Sometimes Kahn leaves out the boats altogether and focuses on pure landscape, as he does with Late Afternoon and Incoming Tide, both of which feature cloud-filled skies pierced by dramatic shafts of sunshine, coupled with ocean water washing over big boulders on the shore. And in a stunner like Ram Island, Kahn goes for the sense of being close to water that lies just out of sight — I get the distinct feeling that the buildings and plank walkways we see are bathed in salt-tinged sea air.
Jim Rennert, a sculptor from the desert Southwest, rounds out the exhibition's artistic triumvirate.

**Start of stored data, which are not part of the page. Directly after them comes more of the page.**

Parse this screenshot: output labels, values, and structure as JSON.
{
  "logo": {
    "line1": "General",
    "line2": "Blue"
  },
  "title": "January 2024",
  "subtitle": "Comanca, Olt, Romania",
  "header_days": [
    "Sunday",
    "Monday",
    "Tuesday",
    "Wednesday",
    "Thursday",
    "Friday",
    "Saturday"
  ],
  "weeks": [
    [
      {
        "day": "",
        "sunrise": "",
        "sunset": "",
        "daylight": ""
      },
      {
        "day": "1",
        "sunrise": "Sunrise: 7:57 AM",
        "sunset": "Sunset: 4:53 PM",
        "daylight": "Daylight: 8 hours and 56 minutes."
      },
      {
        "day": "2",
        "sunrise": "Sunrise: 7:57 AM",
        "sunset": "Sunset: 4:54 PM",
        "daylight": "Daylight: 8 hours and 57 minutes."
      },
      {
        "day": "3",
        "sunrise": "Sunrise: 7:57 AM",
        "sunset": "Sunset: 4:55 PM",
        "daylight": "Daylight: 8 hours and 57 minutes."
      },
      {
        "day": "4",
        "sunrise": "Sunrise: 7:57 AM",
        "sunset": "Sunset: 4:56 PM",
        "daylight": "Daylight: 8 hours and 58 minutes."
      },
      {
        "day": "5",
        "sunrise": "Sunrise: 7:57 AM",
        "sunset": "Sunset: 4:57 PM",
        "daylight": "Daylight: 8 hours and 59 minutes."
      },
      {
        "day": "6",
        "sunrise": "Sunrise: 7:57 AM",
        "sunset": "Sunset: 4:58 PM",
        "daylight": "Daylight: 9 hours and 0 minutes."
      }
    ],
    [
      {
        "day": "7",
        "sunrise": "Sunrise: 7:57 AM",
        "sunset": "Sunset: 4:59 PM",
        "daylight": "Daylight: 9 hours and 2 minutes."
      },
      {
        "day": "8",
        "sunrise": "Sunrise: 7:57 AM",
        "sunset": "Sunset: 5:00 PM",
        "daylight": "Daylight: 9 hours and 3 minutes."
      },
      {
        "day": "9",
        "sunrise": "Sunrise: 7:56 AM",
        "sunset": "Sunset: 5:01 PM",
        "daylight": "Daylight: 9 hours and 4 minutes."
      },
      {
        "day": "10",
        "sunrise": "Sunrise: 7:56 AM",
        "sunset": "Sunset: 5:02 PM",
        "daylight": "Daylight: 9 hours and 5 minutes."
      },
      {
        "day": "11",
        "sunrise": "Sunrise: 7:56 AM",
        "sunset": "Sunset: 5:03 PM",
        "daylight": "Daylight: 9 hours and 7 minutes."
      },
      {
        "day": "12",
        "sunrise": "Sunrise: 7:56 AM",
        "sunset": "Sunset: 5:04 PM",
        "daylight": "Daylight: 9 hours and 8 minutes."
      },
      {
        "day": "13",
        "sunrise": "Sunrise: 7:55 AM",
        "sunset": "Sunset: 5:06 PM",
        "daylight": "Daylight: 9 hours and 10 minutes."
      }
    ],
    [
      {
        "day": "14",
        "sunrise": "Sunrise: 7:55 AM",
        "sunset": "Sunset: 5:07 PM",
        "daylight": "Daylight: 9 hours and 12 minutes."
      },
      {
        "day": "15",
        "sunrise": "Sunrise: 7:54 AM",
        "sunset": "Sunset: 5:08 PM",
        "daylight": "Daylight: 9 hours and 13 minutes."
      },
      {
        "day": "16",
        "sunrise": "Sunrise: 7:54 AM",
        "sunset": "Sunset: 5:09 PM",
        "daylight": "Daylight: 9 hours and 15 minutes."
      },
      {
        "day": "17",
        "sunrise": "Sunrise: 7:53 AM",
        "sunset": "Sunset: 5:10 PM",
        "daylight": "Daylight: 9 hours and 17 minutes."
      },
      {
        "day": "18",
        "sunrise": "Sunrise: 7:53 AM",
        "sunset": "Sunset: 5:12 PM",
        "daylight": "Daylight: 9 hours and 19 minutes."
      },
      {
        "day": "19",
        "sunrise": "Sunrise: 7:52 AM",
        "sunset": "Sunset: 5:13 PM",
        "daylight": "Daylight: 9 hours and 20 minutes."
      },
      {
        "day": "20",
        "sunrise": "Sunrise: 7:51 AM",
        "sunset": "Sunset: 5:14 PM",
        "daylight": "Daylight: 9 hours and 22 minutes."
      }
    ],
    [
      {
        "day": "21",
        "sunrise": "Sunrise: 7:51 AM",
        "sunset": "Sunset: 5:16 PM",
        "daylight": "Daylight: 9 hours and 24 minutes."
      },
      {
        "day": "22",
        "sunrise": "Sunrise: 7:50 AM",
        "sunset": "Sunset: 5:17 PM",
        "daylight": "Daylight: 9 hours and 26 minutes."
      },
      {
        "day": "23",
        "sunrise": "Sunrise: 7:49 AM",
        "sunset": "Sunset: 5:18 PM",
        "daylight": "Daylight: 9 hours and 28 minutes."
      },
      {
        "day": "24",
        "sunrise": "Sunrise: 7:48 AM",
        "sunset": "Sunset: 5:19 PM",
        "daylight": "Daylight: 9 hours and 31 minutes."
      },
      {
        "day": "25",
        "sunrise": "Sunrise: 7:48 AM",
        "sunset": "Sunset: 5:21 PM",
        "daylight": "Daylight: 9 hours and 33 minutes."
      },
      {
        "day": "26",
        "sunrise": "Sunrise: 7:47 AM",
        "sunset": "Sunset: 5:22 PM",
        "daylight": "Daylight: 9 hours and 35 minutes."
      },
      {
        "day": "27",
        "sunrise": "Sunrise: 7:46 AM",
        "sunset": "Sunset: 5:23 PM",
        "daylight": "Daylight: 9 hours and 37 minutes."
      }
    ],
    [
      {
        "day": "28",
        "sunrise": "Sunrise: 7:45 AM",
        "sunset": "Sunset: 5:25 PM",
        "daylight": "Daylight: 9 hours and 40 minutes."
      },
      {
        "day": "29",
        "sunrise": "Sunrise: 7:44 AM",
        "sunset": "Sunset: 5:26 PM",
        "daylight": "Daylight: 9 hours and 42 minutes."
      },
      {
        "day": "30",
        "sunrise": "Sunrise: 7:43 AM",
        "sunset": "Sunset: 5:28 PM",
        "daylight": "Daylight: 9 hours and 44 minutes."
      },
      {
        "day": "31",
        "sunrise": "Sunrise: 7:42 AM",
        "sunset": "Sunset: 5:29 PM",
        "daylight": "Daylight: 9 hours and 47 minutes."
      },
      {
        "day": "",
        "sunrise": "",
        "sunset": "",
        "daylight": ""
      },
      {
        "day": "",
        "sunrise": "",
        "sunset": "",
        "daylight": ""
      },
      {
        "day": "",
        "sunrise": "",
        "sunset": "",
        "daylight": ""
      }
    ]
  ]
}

His direct link to the other two artists can be found in Next Wave, in which a tiny man in a rowboat tries to stay afloat on a big curving wave of steel.
Although I appreciate the efforts of the museum's executive director and curator, Barbara O'Keefe, to bring the show into three dimensions with Rennert's work, I can't help feeling he's the weakest link here. Not in terms of competency, certainly — his sculptures are nothing if not well-wrought. But there's a certain glibness to much of the work that undercuts the forcefulness of his forms.
That's not the case with the artist who's the focus of the show in the museum's smaller galleries, "Yves de Saint-Front: The Kaufman Collection." Saint-Front, who was born in Paris in 1928, was classically trained, and it shows. He has a seemingly casual mastery of oil painting that comes not just from raw talent but also from the discipline it takes to shape such talent.
Like Gauguin, Saint-Front spent time in the South Pacific, first visiting Tahiti in 1956 and returning in 1967 for a lengthier stay. He appears to have been drawn less to the natives and more to their habitat, which he captured as vividly as the landscapes of his native France.
It is the still lifes and interiors, though, that most captivate me. Consciously or not, Saint-Front seems to have absorbed Matisse's lessons in color and pattern. It shows most dramatically in Isabelle at Telephone in Tahiti, in which the billowy floral gown of the artist's wife threatens to overwhelm her surroundings.
The works on display here come from the collection of Louis and Annette Kaufman, previously the source of nearly two dozen pieces loaned for the museum's 2008 Milton Avery exhibition. This is as good a reminder as any of the importance of collectors to museums, especially in these cash-strapped times.